Erzurum Türk Telekom Nurettin Topçu Sosyal Bilimler Lisesi olarak ilimizi her ortamda temsil etmeye çalışıyoruz. İşte o temsillerden biri olan İstanbul’da finali yapılan Samiha Ayverdi Panelinde konuşmasını yapan öğrencimiz Sude Naz Taşar’ın sunumu sizlere paylaşacağım. Öğrencimizin bu sürece hazırlanmasında emeği olan Türk Dili ve Edebiyatı öğretmenimiz Sayın Vahdettin Oktay Beyazlıya sonsuz şükranlarımı iletiyorum.
Edebiyatımızda bir nevi kutup yıldızı olarak adlandırdığım Sâmiha Ayverdi, gerek yaşantısıyla gerek eserleriyle gönül dünyamıza ışık tutmaktadır. Sâmiha Ayverdi, yazmayı, ilahi görevin yerine getirilmesinde en önemli araç olarak görür. Hatta bunu, hayatın en önemli davası olarak görür. Yazarak kendini bulduğunu ifade eden Ayverdi, yazma işini hayatının merkezine konumlandırır. Bu gayesini hayatına ve eserlerine mükemmel bir şekilde yansıtır. Kendisine edebiyattaki yeri hakkında yöneltilen bir soruya “Ben yer için yazmıyorum, hizmet için yazıyorum. Allah, insanı dünyaya imtihan için göndermiştir. Eğer bu vatana ve imana hizmet ediyorsam; Allah, kereminden bana bir yer ihsan eder.” yanıtını vermiştir. Buradan da yazmayı bir meslek olarak görmediğini, bilakis asli bir görevi olarak gördüğünü anlamış oluyoruz. Kısacası Sâmiha Ayverdi yazarak, insanlara doğru yolu göstererek kendini bulmuştur.
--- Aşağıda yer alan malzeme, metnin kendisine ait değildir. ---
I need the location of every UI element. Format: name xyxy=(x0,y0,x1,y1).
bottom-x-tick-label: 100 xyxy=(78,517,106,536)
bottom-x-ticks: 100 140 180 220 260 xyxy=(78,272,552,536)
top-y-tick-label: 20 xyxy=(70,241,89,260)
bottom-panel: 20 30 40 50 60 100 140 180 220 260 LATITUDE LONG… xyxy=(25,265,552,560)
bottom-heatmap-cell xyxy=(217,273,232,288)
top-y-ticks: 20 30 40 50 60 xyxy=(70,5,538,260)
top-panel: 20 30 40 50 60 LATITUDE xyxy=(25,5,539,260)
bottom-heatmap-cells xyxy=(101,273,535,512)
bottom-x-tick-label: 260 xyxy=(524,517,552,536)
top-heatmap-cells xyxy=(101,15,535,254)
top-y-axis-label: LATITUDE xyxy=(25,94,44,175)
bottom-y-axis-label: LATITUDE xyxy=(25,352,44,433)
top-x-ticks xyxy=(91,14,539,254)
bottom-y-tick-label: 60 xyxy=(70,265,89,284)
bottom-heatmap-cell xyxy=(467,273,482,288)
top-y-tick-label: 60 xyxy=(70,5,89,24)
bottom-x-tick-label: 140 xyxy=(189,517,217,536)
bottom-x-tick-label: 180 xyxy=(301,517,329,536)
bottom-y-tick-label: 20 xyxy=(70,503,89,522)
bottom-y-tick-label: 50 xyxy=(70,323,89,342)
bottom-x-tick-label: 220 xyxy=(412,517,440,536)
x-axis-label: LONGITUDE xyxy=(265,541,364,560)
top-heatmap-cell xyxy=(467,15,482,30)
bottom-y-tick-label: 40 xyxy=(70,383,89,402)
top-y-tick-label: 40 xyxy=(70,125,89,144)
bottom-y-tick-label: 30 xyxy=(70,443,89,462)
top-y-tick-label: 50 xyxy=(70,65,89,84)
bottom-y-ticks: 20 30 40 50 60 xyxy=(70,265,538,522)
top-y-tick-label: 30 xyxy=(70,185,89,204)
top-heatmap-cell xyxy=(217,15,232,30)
Ayverdi, farklı olay örgüleri üzerinden bizlere paha biçilemez mesajlar verir. Yazar, açıkça veya hissettirmeden dünyadaki her şeyin gelip geçici olduğunu anlatır. İnsanın; eğer kendini bulup mutlu olmak istiyorsa mal, mülk, şöhret gibi ertesi gün esamisinin dahi okunmayacağı değerleri terk etmesi gerektiğini ve kendini her iki dünyada da mesut edecek değerlere sıkı sıkıya bağlanması gerektiğini nasihat etmektedir. Eserlerine dikkatli baktığımız zaman birçok karakterin tüm mal varlığını, şöhretini elinin tersiyle itip kendi içindeki Rönesans’ı yaşamanın şerefini aktarıyor. Tabii bu yolculuk oldukça meşakkatli olsa da bence sonundaki mükâfatlar, insanın çektiği her şeye bedeldir.
“Batmayan Gün” adlı eserde hakikati ve manayı arayan Aliye karakteri, hayatın paradan puldan ibaret olmadığını düşünür ve okura da bunu düşündürür. İçindeki boşluğu doldurmak adına birçok arayışa girer. Dedesinin pek değerli olan tablo ve yazılarıyla hayatının manasını aramakta ve içindeki hazin boşluğu bunlarla doldurmaya çalışmaktadır. İş işten geçmeden hayatının gerçek manasının bunlar da olmadığını idrak eder. Aliye kendini bulmak adına oldukça kararlı adımlarla ilerlediğini zannederken tutunduğu dallar birer birer elinde kalmaktadır. Aliye kendini bulma yollarını o kadar çok kafasına takmıştır ki bu uğurda bedeni dayanamayıp hasta düşmüştür. Aliye’nin durumunu, İskender Pala’nın şu değerli sözüyle açıklayabiliriz: “Aramak her zaman bulmak değildir. Ama her bulmak isteyen elbette aramak zorundadır.”
Ayverdi, kitabın isminde bile derin manalar taşıyan “Ateş Ağacı” eseriyle bizlere kim olduğumuzu hatırlatmaktadır. Kendini, bu dünyaya kaybolan topunu aramaya gelmiş bir insan olarak nitelendiren Cemil, topa maneviyat sıfatını yüklemiştir. Cemil karakteri de önüne serilen bütün imkânlara göz ucuyla bile bakmamıştır. Ruhunu doyurmak adına yüksek mertebelerden vazgeçerek Bursa’da ilkokul öğretmenliği yapmak ister. Fakat önüne hesaba katmadığı birkaç engel çıkar. Bu engel amcasının emrivakilerinden başka bir şey değildir. İstemediği hâlde evlendirilmek içindeki bulmacaları çözmeyi biraz da olsa geciktirecektir. Cemil bu süreçte kendini aramaktan asla vazgeçmemiş, ruhunun anahtarını nefsine kaptırmamıştır.